New research on the benefits of early impact entrepreneurship education
New research by the Amsterdam University of Applied Sciences, which the City of Amsterdam commissioned, finds that Fawaka Entrepreneurship School's programmes seem to reduce the differences between how boys and girls in primary schools perceive their abilities.
Fawaka Entrepreneurship School offers educational programmes to empower primary school children, regardless of their background or neighbourhood, to make a positive difference through entrepreneurship.
In 2021, Amsterdam Impact, the City of Amsterdam's impact entrepreneurship initiative, worked with Fawaka to deliver an impact-driven entrepreneurship programme to about 450 Amsterdam primary school children (groups 6 to 8) in Amsterdam. Commissioned by Amsterdam Impact, the Amsterdam University of Applied Sciences (AUAS) researched the outcomes of Fawaka's programme by interviewing the participating children and their parents.

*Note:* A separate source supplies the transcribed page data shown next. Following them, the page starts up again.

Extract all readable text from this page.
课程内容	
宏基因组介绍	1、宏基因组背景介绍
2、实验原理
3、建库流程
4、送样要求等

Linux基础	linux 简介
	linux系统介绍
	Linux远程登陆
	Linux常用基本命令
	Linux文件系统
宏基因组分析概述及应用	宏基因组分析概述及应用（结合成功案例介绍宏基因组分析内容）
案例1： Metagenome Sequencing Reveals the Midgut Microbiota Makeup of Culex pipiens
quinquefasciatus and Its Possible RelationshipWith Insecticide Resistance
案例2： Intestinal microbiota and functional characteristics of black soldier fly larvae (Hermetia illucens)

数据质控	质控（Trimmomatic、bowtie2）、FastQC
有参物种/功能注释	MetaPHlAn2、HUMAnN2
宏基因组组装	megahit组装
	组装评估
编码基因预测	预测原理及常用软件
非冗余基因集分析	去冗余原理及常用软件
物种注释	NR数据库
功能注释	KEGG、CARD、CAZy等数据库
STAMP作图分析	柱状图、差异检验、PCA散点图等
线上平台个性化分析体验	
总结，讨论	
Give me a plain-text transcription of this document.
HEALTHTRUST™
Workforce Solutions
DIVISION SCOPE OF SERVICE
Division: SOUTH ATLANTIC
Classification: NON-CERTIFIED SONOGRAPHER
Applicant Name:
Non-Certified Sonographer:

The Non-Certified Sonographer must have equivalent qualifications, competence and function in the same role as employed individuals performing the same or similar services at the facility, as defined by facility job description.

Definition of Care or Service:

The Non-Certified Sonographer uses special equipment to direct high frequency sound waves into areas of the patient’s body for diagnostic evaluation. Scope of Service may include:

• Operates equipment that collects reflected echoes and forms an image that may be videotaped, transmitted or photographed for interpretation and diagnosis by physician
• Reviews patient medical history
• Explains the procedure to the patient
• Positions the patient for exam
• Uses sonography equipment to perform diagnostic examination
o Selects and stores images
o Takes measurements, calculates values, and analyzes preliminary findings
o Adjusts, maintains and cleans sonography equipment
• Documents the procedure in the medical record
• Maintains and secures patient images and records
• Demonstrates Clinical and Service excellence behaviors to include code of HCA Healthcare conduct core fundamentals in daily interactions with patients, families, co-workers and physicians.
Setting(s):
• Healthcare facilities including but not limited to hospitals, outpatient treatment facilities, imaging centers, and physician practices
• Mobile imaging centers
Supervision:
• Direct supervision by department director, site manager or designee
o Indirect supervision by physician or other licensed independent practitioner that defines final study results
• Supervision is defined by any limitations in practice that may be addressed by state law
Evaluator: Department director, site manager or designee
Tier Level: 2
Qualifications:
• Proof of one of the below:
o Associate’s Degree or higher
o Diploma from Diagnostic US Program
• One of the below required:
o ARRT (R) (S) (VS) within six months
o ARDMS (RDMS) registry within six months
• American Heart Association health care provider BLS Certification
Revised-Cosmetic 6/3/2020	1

The research shows that even short-term programmes on impact entrepreneurship can make a difference for children. For example, many children who joined Fawaka's educational activities said they knew more about entrepreneurship and sustainability and could also see the links between these two crucial topics.
More children also see a role for companies in solving social problems. As one of the participants puts it: "[A company] has to do something good for the world. But if it doesn't do that, it should never again do anything bad."
In addition, Fawaka's programmes seem to reduce differences between how boys and girls perceive the level of their skills, explains Maarten Hogenstijn, research leader and senior social entrepreneurship researcher at AUAS. "Before and after the programme, we asked children to rate themselves on several skills, such as creativity, collaboration and presenting. Boys rate themselves higher beforehand; afterwards, the scores of boys and girls are almost the same".
The differences vanish when asked whether they want to start a company themselves. "This finding contradicts previous research on entrepreneurship education for children," says Hogenstijn. "That piece of research was on a competitive program on profit-driven entrepreneurship, while Fawaka's programmes are playful and focus on social and sustainable entrepreneurship," he adds.
"The AUAS research has been invaluable to us as an organisation. We now know even better what the children are learning in our programmes, what the impact is and where we can increase it. In addition, the findings allow us to offer increasingly better support to schools, which find themselves in a sector with many challenges," says Fawaka director Thiëmo Heilbron.
"The results of the AUAS research are a valuable first step towards more knowledge on the effects of entrepreneurship programmes for children, which is very promising for international collaboration," says Ellen Oetelmans, director of Amsterdam Impact.
Amsterdam Impact, Fawaka Entrepreneurship School and Amsterdam University of Applied Sciences have mapped similar initiatives worldwide and are working to build an international consortium to exchange knowledge about and keep developing impact entrepreneurship programmes for education for children.